Orchard snagged the first approval for its MLD gene therapy in December 2020 in Europe, where the drug is known as Libmeldy. A month after that nod in the EU, Libmeldy picked up a regenerative medicine advanced therapy designation from the FDA to hasten the med’s potential arrival stateside.
Orchard’s latest approval in the U.S. marks a win for Kyowa Kirin, too. Last October, the Japan-based company shelled out $387.4 million upfront to take over Orchard and get its hands on the biotech’s gene therapy, still coded at the time as OTL-200.
At the time of the transaction, Kyowa said it figured it could maximize the value of Lenmeldy in tandem with advancing the biotech’s pipeline of gene therapies targeting a range of conditions. Kyowa’s acquisition was designed, in part, to fill a gap left in the company’s pipeline after it stopped work on one of three major next-generation candidates—the Parkinson’s disease prospect KW-6356.

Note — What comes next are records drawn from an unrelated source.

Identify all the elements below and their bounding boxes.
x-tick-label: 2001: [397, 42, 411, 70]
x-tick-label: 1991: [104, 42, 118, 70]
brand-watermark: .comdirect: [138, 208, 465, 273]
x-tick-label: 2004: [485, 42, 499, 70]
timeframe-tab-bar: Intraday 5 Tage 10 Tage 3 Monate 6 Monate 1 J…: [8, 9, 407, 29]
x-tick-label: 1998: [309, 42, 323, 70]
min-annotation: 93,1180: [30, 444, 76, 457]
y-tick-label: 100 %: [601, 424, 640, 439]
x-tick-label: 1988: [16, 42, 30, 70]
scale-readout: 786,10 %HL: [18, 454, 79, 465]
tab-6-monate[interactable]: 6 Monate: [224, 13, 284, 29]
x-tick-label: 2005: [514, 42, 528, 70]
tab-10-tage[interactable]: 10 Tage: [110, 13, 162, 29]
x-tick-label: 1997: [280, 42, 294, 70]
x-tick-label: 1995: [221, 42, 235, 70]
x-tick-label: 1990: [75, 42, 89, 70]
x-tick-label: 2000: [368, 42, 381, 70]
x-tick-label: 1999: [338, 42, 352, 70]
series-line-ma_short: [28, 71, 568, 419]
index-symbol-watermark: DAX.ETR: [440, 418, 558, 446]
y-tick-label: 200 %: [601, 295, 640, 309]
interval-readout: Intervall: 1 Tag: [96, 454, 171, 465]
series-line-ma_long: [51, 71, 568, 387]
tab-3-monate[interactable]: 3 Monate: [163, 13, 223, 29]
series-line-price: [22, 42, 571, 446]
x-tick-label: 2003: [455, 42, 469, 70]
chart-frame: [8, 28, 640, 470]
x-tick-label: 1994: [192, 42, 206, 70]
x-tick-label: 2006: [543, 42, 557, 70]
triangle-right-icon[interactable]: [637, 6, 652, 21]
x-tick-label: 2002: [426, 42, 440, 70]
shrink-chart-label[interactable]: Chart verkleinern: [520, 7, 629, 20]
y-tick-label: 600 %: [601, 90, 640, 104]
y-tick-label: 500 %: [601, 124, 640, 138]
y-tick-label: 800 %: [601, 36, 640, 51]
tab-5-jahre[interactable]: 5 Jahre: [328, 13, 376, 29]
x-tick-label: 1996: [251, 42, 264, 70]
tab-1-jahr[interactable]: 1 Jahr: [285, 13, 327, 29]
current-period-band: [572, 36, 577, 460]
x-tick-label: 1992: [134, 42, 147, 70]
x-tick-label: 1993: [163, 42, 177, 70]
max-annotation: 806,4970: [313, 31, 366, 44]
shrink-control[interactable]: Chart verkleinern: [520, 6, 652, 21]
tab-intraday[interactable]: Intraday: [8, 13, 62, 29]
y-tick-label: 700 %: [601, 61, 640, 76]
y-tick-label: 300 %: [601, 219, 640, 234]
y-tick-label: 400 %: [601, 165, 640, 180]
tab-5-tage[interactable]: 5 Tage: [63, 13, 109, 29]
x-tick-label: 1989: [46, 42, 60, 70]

Kyowa Kirin and Orchard haven’t yet revealed a price for Lenmeldy in the U.S., but cost previously proved an issue for the medication in the U.K.
Back in July 2021, England’s drug cost watchdog the National Institute for Health and Care Excellence rejected the gene therapy for use in the U.K., noting the drug was too expensive and had yet to be proven long-term.